2009, Movies

Capitalism Hits the Fan (2009, Stu Jhally)

In the grand tradition of academic lectures being filmed for our enjoyment, this is a film of Richard Wolff lecturing from his book Capitalism Hits the Fan at the height of the economic crisis.

The problem with analysis within the midst of something is that it cannot be correct due to the sheer fact that that something is not over yet. The problem with watching such analysis 9 years later is that I the viewer am more aware of the faults of the analysis than a viewer would be in 2009.

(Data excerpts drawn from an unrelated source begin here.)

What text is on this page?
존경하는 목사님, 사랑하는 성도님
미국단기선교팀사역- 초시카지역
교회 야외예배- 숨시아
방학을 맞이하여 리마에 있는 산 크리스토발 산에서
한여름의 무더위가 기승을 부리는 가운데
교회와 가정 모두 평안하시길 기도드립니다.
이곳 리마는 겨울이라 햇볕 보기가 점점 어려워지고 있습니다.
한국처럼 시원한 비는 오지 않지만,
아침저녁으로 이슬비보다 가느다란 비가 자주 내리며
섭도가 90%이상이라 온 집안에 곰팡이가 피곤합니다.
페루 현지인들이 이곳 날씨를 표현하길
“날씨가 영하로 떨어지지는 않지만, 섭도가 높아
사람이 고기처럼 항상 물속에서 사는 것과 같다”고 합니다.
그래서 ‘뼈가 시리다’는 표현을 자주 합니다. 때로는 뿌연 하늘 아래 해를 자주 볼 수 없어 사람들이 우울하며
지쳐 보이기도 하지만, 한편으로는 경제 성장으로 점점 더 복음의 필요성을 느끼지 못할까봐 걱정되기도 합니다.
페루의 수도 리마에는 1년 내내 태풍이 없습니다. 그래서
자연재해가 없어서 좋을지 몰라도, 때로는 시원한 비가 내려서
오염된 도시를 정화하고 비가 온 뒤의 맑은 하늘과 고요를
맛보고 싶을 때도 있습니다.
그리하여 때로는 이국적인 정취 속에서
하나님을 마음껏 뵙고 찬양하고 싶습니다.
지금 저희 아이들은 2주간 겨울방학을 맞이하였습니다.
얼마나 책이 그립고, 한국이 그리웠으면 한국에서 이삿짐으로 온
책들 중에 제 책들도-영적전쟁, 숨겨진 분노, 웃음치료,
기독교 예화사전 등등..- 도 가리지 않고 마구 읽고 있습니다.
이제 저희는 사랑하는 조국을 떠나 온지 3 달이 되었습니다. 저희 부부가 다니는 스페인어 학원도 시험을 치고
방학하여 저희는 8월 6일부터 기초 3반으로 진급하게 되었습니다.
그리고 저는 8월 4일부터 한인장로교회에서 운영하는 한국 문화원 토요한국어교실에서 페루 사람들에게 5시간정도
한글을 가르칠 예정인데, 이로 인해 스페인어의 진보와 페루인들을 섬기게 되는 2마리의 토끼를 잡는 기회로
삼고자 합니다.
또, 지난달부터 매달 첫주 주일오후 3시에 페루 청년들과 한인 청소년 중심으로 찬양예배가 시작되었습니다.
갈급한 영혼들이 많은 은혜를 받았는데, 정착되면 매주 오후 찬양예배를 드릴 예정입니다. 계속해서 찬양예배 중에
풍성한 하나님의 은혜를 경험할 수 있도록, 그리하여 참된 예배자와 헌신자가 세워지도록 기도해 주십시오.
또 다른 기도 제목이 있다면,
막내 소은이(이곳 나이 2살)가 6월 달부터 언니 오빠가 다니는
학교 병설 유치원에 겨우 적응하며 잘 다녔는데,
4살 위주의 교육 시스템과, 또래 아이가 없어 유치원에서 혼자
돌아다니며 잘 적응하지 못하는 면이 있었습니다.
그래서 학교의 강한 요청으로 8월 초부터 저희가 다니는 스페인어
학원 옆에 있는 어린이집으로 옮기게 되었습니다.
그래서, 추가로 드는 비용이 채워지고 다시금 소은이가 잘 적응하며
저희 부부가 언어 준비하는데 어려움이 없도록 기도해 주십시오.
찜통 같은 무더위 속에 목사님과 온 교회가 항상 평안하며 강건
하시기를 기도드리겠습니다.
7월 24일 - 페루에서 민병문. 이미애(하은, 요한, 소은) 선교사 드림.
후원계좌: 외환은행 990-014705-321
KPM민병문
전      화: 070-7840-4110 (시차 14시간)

Wollf’s theory about the cause of the economic crisis seems pretty intuitively correct, even if it seems overly simplistic. To over-simplify further, it is this: American employers stopped paying their employees well and started making up the difference in lost wages by indirectly (or even directly) lending those people money and charging extraordinary interest. Wolff’s thesis is a little more complicated than that, but that it is the gist of it. It’s probably not quite as simple as Wolff would have us believe, but I feel like this fundamental change is certainly part of what helped caused the financial crisis.

With the benefit of hindsight, I can indeed criticize Wolff’s dour predictions, in part because he was wrong, at least so far, about what was going to happen going forward. But I think we can criticize him in two ways even without the benefit of hindsight:

  1. Wolff’s criticism of regulated capitalism is not strong and is essentially baseless. He claims that what happened in the United States would just happen again if the US adopted new regulations. However, he ignores literally every other capitalist country in making these claims.
  2. But he also hilariously idolizes Silicon Valley as some kind of Communist Utopia. It makes one assume that he read an article or two about a few start ups and he thought they were so great he literally didn’t do any other research. But the idea that Silicon Valley is full of successful, employee-run enterprises is hilariously wrong.

Still, Wolff’s analysis of the causes of the crisis are thought-provoking and worth your time.